1択がある戦略ゲームは楽しい気がする
1択があるゲームは楽しい
例えば麻雀で、ほぼ1択の選択肢をずっとしているだけの時間。
例えばカードゲームで残ったマナで殴るだけの時間。
最善手が直感的にほぼ決まっていて、その作業を行うだけの時間がある戦略ゲームは、面白い気がします。
ローグライクカードゲームにおいて、原点にして頂点とされる"Slay the Spire"と言うゲームをご存じでしょうか。このゲームは、「カードゲームxローグライク」という何ともニッチなジャンルのゲームですが、そのあまりのゲーム性の高さから全世界で流行り続けているゲームです。

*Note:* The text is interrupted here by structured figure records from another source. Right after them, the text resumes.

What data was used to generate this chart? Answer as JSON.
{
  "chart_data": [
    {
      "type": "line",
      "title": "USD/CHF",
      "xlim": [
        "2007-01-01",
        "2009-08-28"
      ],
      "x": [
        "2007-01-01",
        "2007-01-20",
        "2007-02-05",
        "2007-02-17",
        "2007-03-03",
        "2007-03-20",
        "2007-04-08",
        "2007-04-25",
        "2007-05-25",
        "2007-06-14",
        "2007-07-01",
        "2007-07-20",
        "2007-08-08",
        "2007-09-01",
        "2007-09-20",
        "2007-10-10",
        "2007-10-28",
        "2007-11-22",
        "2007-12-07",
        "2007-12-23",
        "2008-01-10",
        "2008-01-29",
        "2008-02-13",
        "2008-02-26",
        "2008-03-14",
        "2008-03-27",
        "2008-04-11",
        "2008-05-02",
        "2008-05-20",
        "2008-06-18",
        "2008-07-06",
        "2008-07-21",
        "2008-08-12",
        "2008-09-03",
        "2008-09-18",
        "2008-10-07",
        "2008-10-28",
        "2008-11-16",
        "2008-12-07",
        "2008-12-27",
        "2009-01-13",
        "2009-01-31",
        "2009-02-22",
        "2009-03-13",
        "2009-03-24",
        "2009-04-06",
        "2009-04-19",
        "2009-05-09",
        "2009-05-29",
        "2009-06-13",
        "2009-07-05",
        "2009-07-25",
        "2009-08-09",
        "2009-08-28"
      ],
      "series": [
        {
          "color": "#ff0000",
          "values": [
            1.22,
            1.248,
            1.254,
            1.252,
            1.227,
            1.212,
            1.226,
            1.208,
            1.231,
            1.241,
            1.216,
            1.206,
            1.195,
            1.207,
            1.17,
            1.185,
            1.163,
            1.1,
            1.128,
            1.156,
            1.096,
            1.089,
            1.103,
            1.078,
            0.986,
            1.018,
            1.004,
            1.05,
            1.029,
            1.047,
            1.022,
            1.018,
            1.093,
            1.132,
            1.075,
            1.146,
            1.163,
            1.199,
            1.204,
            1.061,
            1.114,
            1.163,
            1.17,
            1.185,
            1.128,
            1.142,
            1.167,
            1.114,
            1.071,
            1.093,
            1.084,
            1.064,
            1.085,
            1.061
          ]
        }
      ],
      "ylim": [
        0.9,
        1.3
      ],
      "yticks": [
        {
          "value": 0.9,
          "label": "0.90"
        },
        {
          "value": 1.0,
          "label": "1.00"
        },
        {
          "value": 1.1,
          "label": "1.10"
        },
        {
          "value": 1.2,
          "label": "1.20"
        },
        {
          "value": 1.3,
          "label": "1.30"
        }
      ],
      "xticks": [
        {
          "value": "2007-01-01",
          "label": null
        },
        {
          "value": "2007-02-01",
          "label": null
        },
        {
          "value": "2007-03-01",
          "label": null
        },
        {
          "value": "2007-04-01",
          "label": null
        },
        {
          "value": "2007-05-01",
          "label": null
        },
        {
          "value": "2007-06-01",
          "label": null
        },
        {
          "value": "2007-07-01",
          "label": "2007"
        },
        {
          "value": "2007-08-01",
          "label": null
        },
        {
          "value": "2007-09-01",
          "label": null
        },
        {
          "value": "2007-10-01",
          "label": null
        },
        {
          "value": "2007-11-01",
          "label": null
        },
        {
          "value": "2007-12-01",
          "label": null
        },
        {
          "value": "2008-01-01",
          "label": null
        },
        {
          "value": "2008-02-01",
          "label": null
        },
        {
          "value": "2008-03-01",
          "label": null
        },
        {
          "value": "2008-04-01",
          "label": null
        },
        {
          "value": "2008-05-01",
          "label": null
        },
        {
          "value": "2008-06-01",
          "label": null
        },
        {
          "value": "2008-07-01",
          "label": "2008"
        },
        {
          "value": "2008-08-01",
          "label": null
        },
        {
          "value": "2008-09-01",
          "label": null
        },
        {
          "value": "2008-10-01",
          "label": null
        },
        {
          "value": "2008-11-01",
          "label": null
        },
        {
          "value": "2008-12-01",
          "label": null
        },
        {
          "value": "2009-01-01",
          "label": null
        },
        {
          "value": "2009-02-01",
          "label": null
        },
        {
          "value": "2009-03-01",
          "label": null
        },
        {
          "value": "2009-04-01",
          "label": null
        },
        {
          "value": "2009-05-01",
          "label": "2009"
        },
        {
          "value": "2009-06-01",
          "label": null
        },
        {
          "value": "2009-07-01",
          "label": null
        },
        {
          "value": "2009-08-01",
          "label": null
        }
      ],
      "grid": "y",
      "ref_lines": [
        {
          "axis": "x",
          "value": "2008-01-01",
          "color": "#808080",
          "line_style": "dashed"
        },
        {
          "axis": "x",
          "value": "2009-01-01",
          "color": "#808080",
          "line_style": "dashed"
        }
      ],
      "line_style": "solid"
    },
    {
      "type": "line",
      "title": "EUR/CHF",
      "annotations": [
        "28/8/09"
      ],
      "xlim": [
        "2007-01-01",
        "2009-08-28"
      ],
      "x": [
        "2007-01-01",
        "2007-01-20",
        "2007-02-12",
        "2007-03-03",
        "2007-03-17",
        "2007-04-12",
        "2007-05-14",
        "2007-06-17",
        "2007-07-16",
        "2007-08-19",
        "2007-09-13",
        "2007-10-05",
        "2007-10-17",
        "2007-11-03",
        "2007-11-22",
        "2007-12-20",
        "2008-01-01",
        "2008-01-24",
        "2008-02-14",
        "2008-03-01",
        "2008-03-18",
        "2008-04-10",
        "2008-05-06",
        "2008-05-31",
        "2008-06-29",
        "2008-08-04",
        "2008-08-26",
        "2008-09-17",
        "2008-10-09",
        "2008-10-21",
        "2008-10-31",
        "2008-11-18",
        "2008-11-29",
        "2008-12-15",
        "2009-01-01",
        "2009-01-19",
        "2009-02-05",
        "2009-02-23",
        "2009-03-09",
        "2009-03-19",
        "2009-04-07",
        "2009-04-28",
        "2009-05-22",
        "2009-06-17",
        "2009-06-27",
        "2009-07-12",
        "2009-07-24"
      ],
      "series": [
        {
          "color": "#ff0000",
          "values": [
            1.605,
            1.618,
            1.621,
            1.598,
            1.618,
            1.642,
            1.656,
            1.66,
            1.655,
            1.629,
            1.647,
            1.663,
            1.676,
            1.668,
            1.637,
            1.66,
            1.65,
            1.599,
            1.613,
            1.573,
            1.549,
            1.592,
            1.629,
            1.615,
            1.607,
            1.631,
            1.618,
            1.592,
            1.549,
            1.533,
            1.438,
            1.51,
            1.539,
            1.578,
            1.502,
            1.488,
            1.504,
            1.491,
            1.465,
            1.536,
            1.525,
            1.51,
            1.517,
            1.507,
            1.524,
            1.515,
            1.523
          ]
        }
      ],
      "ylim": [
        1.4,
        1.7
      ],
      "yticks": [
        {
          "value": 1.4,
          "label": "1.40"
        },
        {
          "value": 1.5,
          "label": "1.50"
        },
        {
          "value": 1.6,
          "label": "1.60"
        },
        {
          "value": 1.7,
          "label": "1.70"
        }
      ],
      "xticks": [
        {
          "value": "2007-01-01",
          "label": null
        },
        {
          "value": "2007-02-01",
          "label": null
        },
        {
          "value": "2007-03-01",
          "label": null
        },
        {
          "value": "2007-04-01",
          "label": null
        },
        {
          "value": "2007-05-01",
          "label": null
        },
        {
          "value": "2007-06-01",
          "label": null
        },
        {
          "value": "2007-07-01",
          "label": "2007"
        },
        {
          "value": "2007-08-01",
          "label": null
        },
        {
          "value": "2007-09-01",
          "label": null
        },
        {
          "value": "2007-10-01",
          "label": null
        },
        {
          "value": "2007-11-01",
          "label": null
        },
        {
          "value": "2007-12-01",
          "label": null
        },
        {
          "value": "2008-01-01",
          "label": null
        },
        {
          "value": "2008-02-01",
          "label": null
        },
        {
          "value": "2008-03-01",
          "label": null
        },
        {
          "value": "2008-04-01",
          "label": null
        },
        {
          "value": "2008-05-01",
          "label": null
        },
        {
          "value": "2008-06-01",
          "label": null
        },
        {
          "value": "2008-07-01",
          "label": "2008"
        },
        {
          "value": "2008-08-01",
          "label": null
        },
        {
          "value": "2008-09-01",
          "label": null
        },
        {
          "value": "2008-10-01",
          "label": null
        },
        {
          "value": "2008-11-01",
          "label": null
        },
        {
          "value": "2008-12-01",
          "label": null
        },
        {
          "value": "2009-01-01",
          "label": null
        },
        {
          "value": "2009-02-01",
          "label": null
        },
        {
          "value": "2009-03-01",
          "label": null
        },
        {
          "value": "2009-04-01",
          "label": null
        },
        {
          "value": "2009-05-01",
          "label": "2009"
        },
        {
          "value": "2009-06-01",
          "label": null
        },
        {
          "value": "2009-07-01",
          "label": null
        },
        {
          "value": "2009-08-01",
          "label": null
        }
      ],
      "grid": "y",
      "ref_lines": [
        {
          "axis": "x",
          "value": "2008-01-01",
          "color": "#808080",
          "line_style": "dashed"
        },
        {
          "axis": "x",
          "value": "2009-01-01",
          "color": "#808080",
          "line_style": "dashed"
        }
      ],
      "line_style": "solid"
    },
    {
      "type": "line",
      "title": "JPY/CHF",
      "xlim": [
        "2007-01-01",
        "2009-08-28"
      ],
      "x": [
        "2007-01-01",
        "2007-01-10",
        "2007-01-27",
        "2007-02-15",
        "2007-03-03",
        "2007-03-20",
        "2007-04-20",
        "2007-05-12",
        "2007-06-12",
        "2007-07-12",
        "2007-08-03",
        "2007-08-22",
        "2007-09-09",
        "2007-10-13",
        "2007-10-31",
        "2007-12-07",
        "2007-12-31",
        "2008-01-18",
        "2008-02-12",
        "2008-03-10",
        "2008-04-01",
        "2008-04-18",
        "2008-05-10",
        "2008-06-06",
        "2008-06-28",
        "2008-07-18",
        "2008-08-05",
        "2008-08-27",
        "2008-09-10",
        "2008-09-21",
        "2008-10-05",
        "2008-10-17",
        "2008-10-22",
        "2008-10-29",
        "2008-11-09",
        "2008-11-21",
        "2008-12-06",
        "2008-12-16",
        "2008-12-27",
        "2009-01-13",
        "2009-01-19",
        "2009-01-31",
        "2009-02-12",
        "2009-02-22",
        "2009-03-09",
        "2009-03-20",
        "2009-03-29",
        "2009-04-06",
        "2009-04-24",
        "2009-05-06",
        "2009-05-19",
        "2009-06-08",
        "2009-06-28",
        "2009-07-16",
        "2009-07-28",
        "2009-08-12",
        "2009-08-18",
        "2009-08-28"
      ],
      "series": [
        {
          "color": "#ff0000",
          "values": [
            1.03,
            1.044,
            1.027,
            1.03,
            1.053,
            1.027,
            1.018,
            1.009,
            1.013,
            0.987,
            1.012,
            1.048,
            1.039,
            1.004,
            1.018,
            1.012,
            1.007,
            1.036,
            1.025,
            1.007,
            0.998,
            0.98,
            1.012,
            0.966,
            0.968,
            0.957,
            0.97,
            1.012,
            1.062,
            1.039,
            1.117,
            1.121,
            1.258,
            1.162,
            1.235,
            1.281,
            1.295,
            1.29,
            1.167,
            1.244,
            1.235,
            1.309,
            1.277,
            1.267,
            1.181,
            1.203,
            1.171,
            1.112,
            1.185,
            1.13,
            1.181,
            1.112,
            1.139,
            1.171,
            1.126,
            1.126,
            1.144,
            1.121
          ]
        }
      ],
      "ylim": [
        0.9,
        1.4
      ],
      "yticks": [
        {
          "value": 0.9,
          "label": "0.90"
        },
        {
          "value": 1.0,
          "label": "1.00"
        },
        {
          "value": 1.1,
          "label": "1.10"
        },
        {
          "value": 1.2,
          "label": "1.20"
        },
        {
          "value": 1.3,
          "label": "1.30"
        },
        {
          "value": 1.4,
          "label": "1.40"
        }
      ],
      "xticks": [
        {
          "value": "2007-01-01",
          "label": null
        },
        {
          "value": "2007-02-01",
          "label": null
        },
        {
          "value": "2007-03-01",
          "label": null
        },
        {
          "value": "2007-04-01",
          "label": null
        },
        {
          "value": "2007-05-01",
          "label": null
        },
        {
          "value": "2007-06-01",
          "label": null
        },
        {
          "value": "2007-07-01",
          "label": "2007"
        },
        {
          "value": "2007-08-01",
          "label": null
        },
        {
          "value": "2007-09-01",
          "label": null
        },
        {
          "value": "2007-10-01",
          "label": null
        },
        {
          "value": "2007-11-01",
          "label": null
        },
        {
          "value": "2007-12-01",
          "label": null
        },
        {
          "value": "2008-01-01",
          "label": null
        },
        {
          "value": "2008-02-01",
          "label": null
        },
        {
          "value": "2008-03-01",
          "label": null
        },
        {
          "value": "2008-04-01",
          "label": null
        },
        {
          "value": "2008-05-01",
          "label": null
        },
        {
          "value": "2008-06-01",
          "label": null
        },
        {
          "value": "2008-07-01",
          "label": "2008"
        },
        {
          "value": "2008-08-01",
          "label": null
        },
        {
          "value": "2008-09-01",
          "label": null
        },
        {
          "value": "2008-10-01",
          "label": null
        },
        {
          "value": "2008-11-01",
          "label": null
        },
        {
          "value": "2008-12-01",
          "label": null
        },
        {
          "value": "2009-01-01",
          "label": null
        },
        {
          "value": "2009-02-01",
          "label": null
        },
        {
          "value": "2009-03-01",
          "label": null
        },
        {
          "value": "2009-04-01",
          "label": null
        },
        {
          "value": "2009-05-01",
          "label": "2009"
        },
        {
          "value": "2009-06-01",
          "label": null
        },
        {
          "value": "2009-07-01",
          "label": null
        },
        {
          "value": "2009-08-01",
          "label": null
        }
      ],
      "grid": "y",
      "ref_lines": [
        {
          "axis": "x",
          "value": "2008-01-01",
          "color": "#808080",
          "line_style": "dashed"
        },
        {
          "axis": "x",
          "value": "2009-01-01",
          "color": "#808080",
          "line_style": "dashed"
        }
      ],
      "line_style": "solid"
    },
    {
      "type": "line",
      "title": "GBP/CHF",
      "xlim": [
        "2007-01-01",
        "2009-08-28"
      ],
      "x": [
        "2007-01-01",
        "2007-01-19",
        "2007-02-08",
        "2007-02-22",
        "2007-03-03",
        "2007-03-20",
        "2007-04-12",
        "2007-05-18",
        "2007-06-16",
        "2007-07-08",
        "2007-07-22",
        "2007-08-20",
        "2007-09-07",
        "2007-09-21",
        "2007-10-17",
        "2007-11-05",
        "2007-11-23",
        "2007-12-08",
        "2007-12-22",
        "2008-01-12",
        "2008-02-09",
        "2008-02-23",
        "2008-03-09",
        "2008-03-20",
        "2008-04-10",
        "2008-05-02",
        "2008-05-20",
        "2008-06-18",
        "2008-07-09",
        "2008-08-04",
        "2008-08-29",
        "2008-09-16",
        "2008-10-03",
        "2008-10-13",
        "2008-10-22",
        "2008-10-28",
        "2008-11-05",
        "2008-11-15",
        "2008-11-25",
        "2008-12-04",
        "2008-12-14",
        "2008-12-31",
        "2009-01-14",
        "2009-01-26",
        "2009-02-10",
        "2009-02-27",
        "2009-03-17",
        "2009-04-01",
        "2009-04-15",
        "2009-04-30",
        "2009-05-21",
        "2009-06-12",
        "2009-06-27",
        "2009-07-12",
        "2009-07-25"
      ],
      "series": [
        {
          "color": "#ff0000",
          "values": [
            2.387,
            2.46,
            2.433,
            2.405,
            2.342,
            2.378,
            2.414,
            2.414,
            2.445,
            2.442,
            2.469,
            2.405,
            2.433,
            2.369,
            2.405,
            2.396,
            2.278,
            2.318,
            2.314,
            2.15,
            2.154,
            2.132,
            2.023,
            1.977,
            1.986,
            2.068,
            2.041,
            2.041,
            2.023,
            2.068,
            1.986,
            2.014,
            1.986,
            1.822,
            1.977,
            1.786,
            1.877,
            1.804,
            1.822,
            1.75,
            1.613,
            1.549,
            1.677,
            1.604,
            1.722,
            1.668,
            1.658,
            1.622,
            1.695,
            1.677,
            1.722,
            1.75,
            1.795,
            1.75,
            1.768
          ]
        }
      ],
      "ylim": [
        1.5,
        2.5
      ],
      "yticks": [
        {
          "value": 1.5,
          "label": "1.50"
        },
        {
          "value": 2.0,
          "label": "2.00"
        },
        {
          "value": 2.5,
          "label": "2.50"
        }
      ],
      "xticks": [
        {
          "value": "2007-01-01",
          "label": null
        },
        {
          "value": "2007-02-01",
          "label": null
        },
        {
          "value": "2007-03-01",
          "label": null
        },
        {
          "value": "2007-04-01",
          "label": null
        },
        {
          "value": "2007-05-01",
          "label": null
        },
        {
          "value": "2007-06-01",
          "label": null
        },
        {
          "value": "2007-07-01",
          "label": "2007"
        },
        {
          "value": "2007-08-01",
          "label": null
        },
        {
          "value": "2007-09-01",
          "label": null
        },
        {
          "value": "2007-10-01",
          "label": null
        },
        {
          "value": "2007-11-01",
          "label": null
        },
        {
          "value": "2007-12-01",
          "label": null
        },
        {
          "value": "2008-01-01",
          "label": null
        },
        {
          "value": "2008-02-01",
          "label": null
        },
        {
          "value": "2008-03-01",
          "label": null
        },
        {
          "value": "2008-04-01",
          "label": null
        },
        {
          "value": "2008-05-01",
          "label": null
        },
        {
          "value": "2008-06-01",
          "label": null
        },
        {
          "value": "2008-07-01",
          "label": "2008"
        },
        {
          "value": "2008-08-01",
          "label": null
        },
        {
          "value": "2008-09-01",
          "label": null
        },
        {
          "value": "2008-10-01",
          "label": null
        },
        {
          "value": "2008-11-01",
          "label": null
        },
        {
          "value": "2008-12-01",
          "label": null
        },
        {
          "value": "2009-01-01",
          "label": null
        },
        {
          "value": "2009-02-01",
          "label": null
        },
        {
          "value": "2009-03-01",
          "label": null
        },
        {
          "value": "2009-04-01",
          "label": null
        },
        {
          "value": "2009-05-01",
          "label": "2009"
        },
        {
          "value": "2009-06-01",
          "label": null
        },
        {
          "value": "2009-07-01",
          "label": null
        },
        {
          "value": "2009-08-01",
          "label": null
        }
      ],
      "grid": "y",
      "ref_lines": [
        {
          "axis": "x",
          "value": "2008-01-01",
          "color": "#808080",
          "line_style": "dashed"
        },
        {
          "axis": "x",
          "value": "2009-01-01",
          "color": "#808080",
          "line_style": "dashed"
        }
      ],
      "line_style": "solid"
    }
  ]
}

さて、このゲームは「カードゲームxローグライク」のジャンルの開祖ですが、それ故に、当然フォロー作品もいっぱいあります。俗に「StSライク」と言われるゲームです。私も何個か所有しているのですが、なんだかんだで一番楽しく遊んでいるのは、結局のところ、Slay the Spireな気がします。
何故なのでしょう。
ビジュアル?正直、どれも大差ありません。悪い意味ではなく、どれもクオリティは高く、方向性が違うだけだ、と言う意味で。
ゲーム性?確かに違います。"Vault of the Void"はその選択肢の多さから、StSよりも難しいのではないかと話題になったゲームです。しかし、やっぱりSlay the Spireの方がやりたくなっちゃいます。
ゲームスピード?これが違うのでは。Slay the Spireは「カードゲームxローグライク」の中でも体感のゲームスピードが非常に速いです。
1択はゲームスピードを上げることがある
矛盾するようですが、Slay the Spireは、傍から見たらお世辞にもゲームスピードが速いとはいえません。最高難易度は、1プレイ1時間超えを想定しています。だから、このゲームスピードと言うのは、あくまで体感、主観の話です。
よく、ゲームをプレイしすぎて「時間が溶けた」という経験は無いでしょうか。それがここでいうゲームスピードです。ゲームスピードが速いほど、現実時間がどんどん短く感じます。ゲームスピードが遅いほど、現実時間がどんどん長く感じます。短い時間で多く進むのではなく、体感時間が短くなるから結局多く進んでいる、と言う意味でのゲームスピードの速さです。
Slay the Spireで私がゲームスピードを速く感じるのは、この1択がうまく盛り込まれているからだと思います。
1択は、1択なので、すぐに決断が終わります。あとは演出を眺めるだけ。演出が十分早ければ、サクサク進んでいる感が出ます。
それゆえ、1択が多いほど、ゲームはテンポよくサクサク進みます。高度な戦略ゲーになればなるほど、1回1回の選択に時間がかかり、テンポ悪く重厚になっていくのは経験的にも理解できるでしょう。
他にも、以下のようなメリットがあると思っています。
1択は自己肯定感
1択で間違えることは、ほとんどありません。1択はいわば自己肯定感です。1択を出来た自分を、ゲームは誉めてくれます。
1択が無さ過ぎると、選択が多すぎて、ゲーム理解度に疑問を感じてしまいます。自己肯定感が下がります。
1択で「やってる感」がでる
1択はゲームをプレイしている感を出せます。
脳のリソースを割かない
1択は何も考えないから1択なのです。脳のリソースを温存できるため、ここぞという分岐ポイントで集中することができます。
トータルのゲームにメリハリが出る
全部1択 or 全部分岐みたいなゲームはメリハリがありません。ずっと同じような体験をしているように感じてしまいます。適度に1択があることで、時間軸に差が生じ、ゲーム体験にキレが出るのではないかと予想します。
リアルタイムだと話は別
1択でゲームスピードが下がるケースもあります。
今までの話は、全てターン制などの戦略ゲームにフォーカスしてきました。しかし、FPSやアクション系のリアルタイムのゲームにおいては、1択をわざわざ導入するメリットはあまりないように感じます。
というのも、リアルタイム性のゲームは、そもそも1つ1つの行動を択として厳密に分けることが出来ないからです。また、そもそも択を実行するための技量が求められることが多いため、そもそも同列にして話せる内容でもありません。単純に、「1択」として直感的に判断できる部分が少ない感じがします。